TV NEWS REPORTER by Anonymous
At 8:00 p.m. television news reporter Libby Znaimer was at her desk in CITY-TV's crowded fifth floor newsroom, preparing her evening assignment-troublesome youth gangs in a Toronto neighbourhood. Suddenly all her plans changed. The run-down for the late news had just come through and no one was covering the premier of "Apocalypse Now," the biggest film news of the decade. "Get on it, Libby," came the instructions from the assignment desk and Znaimer, one of seven Citypulse news reporters, immediately set to work on the story
The 24 year-old reporter thought fast: the weekend papers would probably have background information, the station should have a press release. The film finished at 8:50 and she could be there with a cameraman in time to interview some of the audience. She had an hour to get to the theatre, tape the interviews, get back, write the story, get the videotape edited and, if she was lucky, make the 10:00 news.
Such a lightning quick pace and last minute changes are the order of the day in a newsroom, explained Znaimer who, in just three months on the job, has learned to take it all in stride.
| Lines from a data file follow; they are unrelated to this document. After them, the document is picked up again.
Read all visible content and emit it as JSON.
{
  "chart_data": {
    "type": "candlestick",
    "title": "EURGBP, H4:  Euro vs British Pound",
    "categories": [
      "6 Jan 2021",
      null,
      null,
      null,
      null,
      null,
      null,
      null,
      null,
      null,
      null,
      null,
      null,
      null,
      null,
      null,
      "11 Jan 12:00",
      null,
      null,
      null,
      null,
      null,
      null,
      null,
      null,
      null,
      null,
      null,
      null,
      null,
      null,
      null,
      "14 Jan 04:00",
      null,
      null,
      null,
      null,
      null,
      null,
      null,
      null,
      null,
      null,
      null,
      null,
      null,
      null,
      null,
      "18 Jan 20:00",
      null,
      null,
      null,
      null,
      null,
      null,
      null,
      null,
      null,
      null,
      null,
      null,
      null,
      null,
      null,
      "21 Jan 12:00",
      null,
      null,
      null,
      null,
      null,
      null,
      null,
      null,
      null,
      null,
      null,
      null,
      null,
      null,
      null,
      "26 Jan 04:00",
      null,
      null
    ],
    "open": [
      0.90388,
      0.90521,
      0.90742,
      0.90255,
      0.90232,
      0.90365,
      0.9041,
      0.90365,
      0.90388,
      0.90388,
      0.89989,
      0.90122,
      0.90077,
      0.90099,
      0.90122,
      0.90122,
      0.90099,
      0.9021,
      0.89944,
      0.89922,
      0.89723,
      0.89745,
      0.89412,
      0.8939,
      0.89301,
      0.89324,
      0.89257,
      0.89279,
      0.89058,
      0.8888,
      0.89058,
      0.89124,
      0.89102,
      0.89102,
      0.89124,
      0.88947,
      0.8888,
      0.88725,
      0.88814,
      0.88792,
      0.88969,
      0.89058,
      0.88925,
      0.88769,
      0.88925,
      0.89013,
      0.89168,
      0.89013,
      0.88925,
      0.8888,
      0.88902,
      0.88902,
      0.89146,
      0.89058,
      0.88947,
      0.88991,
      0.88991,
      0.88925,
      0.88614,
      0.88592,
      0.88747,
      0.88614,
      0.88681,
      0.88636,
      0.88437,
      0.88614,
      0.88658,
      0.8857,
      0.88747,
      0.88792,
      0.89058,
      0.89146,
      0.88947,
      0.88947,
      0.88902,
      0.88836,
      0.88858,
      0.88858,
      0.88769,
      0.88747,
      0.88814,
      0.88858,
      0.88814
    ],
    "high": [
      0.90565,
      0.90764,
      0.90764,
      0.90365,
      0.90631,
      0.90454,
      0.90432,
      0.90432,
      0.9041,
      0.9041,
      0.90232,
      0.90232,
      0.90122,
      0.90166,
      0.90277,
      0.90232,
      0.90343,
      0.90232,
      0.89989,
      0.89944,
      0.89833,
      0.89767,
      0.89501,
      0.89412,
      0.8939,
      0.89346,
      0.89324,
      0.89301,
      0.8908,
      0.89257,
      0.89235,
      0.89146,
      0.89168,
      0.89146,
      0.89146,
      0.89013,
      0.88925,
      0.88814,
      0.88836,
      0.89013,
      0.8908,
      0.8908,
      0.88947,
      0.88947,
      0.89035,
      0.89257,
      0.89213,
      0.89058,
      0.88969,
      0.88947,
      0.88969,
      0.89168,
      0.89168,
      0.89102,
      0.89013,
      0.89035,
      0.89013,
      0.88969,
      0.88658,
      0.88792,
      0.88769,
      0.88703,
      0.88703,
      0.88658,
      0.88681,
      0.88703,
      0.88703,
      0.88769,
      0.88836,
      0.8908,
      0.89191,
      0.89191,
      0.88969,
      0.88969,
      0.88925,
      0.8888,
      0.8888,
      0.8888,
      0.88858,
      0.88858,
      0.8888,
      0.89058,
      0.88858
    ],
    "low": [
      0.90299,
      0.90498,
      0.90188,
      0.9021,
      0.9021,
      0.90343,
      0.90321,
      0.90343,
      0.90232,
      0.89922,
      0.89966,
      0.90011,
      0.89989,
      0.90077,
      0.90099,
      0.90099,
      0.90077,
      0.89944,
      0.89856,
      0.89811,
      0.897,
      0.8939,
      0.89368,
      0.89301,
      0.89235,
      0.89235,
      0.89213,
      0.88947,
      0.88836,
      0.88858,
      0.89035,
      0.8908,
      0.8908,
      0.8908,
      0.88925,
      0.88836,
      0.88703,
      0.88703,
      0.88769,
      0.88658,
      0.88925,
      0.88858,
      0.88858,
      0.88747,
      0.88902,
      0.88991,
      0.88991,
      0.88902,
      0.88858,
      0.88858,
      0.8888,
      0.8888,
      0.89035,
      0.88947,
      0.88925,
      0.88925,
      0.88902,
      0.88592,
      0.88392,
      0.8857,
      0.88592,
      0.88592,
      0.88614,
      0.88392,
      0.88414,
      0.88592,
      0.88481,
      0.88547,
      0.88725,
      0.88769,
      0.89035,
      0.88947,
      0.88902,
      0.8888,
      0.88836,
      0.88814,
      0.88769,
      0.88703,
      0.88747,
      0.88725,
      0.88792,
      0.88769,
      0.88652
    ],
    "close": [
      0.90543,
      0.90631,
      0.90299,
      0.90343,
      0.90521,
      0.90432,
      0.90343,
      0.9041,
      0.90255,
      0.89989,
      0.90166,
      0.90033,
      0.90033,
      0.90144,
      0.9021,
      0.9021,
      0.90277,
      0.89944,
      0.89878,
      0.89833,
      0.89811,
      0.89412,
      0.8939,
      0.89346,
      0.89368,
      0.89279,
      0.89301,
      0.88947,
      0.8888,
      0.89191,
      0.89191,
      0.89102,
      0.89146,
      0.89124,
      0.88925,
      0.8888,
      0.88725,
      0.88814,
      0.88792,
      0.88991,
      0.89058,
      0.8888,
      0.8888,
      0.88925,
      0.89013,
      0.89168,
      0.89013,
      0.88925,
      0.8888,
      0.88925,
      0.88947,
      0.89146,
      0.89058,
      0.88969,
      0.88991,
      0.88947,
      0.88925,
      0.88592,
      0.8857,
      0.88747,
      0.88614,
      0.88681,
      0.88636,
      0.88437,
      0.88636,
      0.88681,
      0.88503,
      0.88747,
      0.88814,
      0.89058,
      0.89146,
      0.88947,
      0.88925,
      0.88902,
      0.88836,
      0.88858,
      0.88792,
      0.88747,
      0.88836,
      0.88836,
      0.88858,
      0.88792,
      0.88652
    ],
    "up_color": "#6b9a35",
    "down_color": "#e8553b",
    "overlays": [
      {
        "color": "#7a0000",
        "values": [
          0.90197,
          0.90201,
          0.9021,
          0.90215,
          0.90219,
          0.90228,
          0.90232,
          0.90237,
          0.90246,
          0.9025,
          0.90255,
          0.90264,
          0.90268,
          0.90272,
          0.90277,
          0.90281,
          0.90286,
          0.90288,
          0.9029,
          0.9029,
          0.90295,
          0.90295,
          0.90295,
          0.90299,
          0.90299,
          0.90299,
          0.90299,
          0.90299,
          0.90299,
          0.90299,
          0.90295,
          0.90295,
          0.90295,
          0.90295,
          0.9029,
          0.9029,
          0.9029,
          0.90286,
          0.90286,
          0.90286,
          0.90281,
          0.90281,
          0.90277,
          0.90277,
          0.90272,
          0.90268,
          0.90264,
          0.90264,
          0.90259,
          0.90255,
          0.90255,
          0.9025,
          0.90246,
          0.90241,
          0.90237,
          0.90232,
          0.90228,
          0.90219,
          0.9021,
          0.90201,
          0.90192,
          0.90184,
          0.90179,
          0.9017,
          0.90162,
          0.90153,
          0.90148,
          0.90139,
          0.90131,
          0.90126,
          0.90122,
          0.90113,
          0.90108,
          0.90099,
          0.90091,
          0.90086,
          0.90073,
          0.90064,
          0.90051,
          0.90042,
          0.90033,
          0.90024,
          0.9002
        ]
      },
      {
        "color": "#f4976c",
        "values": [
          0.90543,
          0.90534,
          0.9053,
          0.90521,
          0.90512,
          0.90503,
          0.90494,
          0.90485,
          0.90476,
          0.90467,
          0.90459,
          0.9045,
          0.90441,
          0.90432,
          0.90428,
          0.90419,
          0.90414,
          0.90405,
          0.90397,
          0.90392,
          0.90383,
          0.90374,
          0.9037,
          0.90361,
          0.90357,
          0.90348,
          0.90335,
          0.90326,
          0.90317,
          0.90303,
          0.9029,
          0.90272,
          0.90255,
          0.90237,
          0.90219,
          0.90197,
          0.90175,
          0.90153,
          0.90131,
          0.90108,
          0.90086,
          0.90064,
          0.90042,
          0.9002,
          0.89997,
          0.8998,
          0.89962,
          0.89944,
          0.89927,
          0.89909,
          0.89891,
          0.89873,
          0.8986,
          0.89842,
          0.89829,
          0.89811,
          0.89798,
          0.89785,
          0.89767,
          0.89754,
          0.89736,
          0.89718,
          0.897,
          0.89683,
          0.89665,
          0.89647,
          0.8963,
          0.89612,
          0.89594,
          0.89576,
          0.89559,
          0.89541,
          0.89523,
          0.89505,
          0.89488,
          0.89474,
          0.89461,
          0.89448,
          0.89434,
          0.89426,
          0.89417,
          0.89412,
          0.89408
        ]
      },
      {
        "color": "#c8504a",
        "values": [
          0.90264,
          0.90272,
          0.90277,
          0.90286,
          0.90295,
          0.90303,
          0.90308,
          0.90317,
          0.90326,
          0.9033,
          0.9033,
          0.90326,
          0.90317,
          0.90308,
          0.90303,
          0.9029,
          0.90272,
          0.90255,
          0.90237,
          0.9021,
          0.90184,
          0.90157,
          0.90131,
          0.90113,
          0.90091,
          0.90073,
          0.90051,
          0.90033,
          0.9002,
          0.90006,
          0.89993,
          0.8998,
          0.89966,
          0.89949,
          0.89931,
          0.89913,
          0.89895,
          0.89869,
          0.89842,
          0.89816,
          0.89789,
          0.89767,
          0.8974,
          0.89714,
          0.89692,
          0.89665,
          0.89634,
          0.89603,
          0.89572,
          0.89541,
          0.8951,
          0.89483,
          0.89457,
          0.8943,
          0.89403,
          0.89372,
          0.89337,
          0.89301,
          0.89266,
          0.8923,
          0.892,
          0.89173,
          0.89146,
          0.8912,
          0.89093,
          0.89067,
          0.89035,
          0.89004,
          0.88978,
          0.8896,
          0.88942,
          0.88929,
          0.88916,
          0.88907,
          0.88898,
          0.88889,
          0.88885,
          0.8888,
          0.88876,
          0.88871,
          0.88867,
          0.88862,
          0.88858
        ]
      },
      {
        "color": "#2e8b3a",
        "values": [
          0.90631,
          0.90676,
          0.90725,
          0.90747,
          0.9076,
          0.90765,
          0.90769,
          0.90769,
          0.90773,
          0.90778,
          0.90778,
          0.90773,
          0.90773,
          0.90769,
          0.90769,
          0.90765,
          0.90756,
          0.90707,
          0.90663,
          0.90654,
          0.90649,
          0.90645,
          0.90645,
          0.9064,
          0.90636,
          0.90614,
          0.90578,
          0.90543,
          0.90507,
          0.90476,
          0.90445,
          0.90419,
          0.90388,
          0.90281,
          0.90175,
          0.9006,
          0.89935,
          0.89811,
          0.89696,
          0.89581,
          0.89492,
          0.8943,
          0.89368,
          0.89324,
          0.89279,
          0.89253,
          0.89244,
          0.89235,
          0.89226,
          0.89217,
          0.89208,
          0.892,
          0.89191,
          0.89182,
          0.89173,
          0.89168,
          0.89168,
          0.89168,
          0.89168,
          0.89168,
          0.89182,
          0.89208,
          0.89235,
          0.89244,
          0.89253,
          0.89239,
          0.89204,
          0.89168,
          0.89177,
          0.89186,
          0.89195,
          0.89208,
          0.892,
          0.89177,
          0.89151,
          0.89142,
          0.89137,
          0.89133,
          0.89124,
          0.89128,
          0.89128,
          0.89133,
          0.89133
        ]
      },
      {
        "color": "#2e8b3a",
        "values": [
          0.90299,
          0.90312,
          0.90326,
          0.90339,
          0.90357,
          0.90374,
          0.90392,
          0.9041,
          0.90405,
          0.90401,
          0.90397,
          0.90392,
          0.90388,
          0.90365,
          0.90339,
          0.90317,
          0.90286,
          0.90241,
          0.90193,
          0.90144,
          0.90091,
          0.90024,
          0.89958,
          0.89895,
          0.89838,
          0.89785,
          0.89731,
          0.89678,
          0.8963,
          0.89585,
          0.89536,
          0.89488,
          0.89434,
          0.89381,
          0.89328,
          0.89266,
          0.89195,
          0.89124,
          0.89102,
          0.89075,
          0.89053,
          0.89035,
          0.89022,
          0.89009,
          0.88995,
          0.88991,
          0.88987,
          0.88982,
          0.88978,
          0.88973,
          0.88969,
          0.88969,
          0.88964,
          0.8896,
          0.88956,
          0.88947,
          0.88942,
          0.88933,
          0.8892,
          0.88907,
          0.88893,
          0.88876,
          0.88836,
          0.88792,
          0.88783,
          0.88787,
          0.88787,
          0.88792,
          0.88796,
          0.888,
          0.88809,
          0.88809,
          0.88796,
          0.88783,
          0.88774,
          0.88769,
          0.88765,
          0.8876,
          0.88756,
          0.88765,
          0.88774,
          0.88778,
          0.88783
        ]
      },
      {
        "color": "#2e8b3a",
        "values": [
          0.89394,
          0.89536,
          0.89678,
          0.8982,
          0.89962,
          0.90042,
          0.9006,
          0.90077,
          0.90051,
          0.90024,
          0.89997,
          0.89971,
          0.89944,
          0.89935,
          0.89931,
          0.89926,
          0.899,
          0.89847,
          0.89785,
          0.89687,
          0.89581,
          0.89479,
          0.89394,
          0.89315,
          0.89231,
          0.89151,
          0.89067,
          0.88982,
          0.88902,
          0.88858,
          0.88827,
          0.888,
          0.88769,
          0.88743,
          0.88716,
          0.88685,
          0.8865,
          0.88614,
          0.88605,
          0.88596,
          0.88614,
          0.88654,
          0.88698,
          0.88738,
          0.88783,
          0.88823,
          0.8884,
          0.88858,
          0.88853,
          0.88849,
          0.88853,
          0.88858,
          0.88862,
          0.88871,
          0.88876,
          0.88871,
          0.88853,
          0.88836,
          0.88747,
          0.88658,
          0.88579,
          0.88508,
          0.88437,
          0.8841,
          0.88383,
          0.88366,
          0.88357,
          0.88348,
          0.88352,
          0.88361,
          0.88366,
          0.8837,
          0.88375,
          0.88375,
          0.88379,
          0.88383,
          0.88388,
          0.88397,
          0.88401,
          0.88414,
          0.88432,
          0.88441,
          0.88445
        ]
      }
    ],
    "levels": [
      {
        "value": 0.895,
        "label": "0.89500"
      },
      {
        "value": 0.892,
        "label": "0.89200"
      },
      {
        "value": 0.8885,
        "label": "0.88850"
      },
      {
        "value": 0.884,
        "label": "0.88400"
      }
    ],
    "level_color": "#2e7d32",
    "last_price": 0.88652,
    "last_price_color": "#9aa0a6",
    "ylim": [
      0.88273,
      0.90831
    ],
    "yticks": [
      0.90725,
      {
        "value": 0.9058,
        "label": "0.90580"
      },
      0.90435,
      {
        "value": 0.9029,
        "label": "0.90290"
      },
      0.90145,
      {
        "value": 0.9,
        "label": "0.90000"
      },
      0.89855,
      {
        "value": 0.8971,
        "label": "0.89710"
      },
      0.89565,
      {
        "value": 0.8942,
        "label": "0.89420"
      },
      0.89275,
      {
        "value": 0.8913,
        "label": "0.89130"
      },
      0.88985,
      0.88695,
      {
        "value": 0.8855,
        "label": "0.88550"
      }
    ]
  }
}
Her first assignments weren't nearly as easy. Although Znaimer had worked for two and a half years as a print journalist for the Associated Press (AP) wire service in Tel Aviv and done occasional radio reports for the CRC, her television training was almost nil. With a lot of gumption and a borrowed camera and cameraman, on her own she made a sample news report on the basis of which she was hired by CITY-TV. Her first day at the Toronto station (she is now at CFCF-TV in Montreal) was on-the-job training of the most demanding sort-with 50,000 people watching.
"The first couple of weeks were murder for me," recalls Znaimer. "First you have to learn about structuring a story, how to say it all in a minute and a quarter. (Everything has to be very clear-simple language, no repetition and no wandering off topic.) Then, (to be able to advise the cameraman on the kind of shots you want) you have to learn what makes sense visually"
Perhaps the toughest part, though, was learning to work "on camera." Znaimer says she had "a hard time looking straight at the camera, talking to it just like it was a person." Though she was never nervous, she says she found it "very hard to get conversational."
But television reporters spend only a few minutes of their day (in Znaimer's case on either the 9-5 or 1-10 shift) on camera. Znaimer also reads newspapers and magazines, researches her stories (one for the 6:00 news, one for the 10:00), tracks down interview subjects and pre-interviews them over the phone or at the scene. When an interview is taped (Znaimer usually ad-libs her lines) she writes the covering story to be read by the newscaster which is then approved by a writer. Often she oversees the editing.
Znaimer has found that her print journalism experience trained ber well in the basics of interviewing technique and writing, but working with a camera poses unique problems. "Sometimes you have to convince people to go on camera," she explains, "and you have to be able to pre-interview them so that you'll still get a spontaneous reaction for the taped interview."
The reporter points out that there are no hard and fast rules about how to interview. Sometimes she will need only a few facts from a subject; other times she will want something more personal or candid. She tempers her manner to what she senses the situation demands.
Nor are there rigid standards about how to behave on camera. "Every reporter is supposed to have an individual style and personality," she notes. But she allows that there are a few basics: "You want to sound authoritative and it's obviously not great to have a high, scratchy voice."
What you also need are an ease in front of a camera, skills in written and verbal communication, skills in interviewing and research, and a lot of initiative and persistence, not to mention a touch of aggressiveness. Znaimer points out that her thrown-before-the-camera route into television reporting was not typical. Most young people in her position are graduates of radio and television arts courses, and she advises that with the fierce competition for jobs, aspiring television reporters get as much training and experience as possible.
Women, she notes, are definitely not discriminated against in journalism; if anything, there may be an over-supply of them. But she is aware of possible drawbacks to being a female reporter. "Often men do the serious stories and women do the fluffier things," she says, though personally she hasn't found this. In her first three months on "general assignment" she covered an enormous range of topics: cerebral palsy, the gas shortage, teacher firings, a tornado, child abuse-"everything." While most reporters eventually establish a "beat" and often initiate their own assignments, they must be extremely flexible. Explains Znaimer: "Assignments come up during the day and whoever happens to be there has to go out on a story."
Deadlines, she finds, are the toughest part of the job. And almost always there is incredible tension and, on top of that, crazy hours. But for Znaimer, who isn't even thinking about future possibilities like anchoring or producing, that's what makes it so exciting.
"The television medium is so immediate," she enthuses. "It grabs people the most and in certain ways it's the most informative because it can transmit emotion . . . It's also hard work that really drains you," she adds, but she accepts that. "If the job is not the most important thing in your life, if you don't give it everything, you won't realize its potential and your work will suffer." And you, she points out, will be the first to know-as soon as you switch on the 6:00 news.